You know, in truth, I’m not sure. I meet some wonderful OD folk on my travels, highly talented dedicated people who work tirelessly – but all too often I wonder if they/we have been undersold, wrongly positioned, and even busied with the wrong work. There’s no doubt the people I meet can turn their hand to almost anything – and do it brilliantly – but is that what we want?
I reflect on how I ‘learned OD” and in all honesty, it has been through years and years of personal experience. Working in the traditional professions and through my own career which has seen me work from administrative assistant up to corporate director – it’s been a life’s work.
So, who/what will replace me? With the increase in digital working which parts of my ‘kit bag’ could/should be digitised how are we modelling best practice and preparing our organisation for a digital age? Where do the next generation of OD aggravators come from? What is their professional development path – do they have to just keep working at it until they’ve put enough years and experience in to consider themselves proficient? I hope not.
A rock hard profession
What I hope is that the profession I love will finally come out of the shadows and be recognised for the discipline that it is – not an add on – but a wonderful essential exciting, ‘rock hard’ profession that can and does make a huge difference when let lose. I hope that the next generation have a clear professional pathway that is taken seriously and afforded the respect it deserves – I hope they get accredited recognised programmes, qualifications – gosh even letters after their names if they want it!!!

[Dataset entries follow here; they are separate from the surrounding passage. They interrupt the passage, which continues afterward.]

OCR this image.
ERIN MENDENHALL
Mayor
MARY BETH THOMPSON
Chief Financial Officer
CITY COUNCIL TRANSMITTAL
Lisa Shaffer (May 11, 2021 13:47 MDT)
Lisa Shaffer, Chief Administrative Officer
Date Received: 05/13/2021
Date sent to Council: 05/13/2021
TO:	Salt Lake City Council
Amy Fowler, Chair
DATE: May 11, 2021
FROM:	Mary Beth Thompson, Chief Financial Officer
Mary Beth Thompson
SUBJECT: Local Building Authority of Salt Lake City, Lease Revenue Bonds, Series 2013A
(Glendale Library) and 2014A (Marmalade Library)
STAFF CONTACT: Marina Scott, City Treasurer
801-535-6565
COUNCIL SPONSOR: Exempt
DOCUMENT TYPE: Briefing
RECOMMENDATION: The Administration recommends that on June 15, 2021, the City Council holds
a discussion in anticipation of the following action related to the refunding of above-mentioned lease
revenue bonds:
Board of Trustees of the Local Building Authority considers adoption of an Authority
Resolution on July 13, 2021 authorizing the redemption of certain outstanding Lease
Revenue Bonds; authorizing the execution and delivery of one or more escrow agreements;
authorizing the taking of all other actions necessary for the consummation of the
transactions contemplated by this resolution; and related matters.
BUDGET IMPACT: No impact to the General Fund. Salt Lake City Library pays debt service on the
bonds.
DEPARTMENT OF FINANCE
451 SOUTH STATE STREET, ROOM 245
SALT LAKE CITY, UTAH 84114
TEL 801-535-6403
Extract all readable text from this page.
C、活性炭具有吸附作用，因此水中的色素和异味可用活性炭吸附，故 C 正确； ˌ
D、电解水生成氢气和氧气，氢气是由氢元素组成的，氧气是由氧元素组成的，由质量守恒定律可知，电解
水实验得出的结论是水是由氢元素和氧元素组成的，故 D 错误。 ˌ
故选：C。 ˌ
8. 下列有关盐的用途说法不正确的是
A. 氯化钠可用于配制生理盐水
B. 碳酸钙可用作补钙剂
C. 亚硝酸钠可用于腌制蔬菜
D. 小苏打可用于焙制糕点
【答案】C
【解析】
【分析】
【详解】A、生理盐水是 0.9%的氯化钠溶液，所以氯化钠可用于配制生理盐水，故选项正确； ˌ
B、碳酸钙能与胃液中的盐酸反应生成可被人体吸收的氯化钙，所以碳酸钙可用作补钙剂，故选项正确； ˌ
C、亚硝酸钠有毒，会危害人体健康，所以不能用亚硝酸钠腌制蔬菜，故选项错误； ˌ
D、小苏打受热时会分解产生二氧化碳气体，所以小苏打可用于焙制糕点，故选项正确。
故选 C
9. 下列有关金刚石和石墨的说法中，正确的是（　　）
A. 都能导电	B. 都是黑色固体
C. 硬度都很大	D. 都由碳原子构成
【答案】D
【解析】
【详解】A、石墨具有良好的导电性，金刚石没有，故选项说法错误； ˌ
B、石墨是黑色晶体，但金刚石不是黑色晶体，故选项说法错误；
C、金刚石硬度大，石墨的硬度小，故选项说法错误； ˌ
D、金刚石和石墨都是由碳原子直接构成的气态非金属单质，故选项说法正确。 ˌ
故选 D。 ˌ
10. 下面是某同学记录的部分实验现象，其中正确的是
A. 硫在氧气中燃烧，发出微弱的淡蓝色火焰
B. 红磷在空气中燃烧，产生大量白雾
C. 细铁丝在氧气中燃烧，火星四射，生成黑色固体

There is a hotch-potch of development out there – some of it great and frankly some of it beyond lame. But honestly, if I were asked by a new recruit where he/she should turn for true OD professional development – I am not sure what I would advise.
Is it me? Am I missing something? Has there been an OD professional development pathway revolution and I was “at the dentist?”
So, I asked myself – if a director came to me with this type of problem I would ask them two fundamental questions (as a start!!)
What would great look like (outcome)What have you got currently?
Maybe OD practitioners out there – it’s time to OD ourselves. Let’s start moving that grit around shall we and see what pearls of wonder we can make.